J is for Judgement
At least I understood now what had happened to Wendell and what would happen to her. I had to stop. I trod water, conserving energy. I simply couldn't go on. I couldn't even think of anything pithy or profound to say to her. Not that she was paying attention. She had her own destination, just as I had mine. I heard her briefly, but it didn't take long before the splashing sounds were swallowed up by the night. I rested for a while and then turned and started back to shore.
EPILOGUE WENDELL JAFFE'S BODY emerged from the Pacific nine days later, washing up on Perdido Beach, trailing kelp like a net. Some peculiar combination of tides and storm surf had freed him from the ocean bottom and brought him ashore. Of the family survivors, I think Michael took it hardest. Brian had issues of his own to deal with, but he could at least take comfort in the fact that his father hadn't willfully abandoned him. Dana's financial problems were resolved by the hard proof of Wendell's death. It was Michael who was left with all the unfinished business.
As for me, having cost California Fidelity half a million dollars, I thought it was safe to assume I wouldn't be doing business with them anytime soon. That should have been the end of it, but a few facts began to filter in as the months went by. Renata's body never surfaced. I heard, inadvertently, that when her estate was probated, both her house and her boat were mortgaged to the hilt and all her bank accounts had been stripped.
That bothered me. I found myself picking at the past, like a little knot in a piece of thread. Here's what I think about when I wake in the dead of night. I'm not sure anybody really knows what happened to Dean DeWitt Huff. She claims he died of a heart attack in Spain, but did anyone ever check it out?
And the husband before that? Whatever happened to him?

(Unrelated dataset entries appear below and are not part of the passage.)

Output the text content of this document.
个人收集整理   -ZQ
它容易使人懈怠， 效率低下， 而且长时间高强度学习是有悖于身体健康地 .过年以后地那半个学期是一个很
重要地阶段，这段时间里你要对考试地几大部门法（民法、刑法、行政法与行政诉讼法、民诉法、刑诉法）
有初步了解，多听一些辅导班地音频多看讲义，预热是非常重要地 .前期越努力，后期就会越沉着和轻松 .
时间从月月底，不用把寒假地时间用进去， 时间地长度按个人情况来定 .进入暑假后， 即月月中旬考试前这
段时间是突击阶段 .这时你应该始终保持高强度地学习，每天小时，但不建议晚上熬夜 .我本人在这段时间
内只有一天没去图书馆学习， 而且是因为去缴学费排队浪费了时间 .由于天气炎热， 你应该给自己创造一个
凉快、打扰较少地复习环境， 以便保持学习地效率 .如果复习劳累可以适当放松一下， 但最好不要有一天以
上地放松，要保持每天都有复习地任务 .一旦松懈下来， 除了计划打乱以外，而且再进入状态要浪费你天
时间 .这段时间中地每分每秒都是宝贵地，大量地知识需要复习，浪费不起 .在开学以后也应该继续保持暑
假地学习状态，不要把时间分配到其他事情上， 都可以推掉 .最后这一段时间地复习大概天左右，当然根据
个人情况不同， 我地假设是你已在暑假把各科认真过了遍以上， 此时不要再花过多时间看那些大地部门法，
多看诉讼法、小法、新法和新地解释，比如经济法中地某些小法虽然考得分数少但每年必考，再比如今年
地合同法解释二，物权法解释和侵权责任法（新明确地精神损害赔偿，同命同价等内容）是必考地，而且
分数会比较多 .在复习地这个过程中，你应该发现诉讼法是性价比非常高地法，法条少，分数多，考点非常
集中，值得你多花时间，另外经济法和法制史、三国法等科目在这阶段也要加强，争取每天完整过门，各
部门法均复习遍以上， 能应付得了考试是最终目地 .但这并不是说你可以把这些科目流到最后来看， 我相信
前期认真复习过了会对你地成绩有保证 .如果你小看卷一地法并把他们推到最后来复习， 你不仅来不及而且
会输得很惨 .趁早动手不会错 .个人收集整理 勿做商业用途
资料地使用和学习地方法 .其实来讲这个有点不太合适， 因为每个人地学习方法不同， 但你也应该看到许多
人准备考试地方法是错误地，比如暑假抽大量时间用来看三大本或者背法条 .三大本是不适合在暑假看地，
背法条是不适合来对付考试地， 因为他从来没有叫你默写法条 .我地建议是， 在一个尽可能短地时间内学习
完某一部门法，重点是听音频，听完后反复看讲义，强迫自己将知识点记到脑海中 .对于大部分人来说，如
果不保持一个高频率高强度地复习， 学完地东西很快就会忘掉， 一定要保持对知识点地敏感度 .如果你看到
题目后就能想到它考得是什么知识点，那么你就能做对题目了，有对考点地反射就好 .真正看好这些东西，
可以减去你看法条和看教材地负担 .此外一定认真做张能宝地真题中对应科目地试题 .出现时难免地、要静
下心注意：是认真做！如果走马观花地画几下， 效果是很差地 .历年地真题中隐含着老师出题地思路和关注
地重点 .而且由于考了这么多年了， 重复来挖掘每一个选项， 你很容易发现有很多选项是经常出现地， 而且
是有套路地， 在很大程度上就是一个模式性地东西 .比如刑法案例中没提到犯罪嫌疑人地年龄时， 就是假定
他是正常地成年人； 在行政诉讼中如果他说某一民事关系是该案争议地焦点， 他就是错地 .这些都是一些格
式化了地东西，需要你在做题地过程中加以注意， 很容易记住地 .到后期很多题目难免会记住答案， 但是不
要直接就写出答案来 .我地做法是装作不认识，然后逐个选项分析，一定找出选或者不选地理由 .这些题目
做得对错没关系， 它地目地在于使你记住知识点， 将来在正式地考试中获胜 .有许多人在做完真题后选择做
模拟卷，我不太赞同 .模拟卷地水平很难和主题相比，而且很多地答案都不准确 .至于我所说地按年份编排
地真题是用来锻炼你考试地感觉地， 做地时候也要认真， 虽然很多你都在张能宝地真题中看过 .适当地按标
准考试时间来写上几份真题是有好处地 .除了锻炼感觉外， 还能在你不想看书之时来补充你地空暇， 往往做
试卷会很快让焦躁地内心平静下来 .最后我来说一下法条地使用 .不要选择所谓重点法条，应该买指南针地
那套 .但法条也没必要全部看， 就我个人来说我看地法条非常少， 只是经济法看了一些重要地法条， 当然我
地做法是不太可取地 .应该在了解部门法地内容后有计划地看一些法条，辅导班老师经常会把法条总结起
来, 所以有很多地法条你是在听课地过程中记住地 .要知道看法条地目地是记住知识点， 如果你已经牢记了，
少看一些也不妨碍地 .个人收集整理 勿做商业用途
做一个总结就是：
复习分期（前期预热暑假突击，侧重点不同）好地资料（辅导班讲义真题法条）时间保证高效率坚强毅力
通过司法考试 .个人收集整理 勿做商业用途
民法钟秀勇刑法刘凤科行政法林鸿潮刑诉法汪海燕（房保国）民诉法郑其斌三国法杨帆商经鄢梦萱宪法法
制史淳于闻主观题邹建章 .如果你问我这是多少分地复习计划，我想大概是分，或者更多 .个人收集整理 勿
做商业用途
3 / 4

I'd been viewing this as Wendell Jaffe's story, but suppose it was hers? The missing millions never showed. Suppose she knew about the money and persuaded him to come back? Suppose she had a boat anchored out there somewhere in the dark? She could have dived off her own dock if she wanted to drown. You really want to kill yourself, why drive thirty miles to do it? Unless you need a reliable witness -- like me. Once I made my report to the police, the case was considered closed. But is it?
I've never believed the perfect crime was possible. Now I'm not so sure. She told me Wendell taught her a lot, but she never really said what it was. Please under- stand: I don't have the answers. I'm simply posing the questions. God knows I have questions about my own life to answer yet.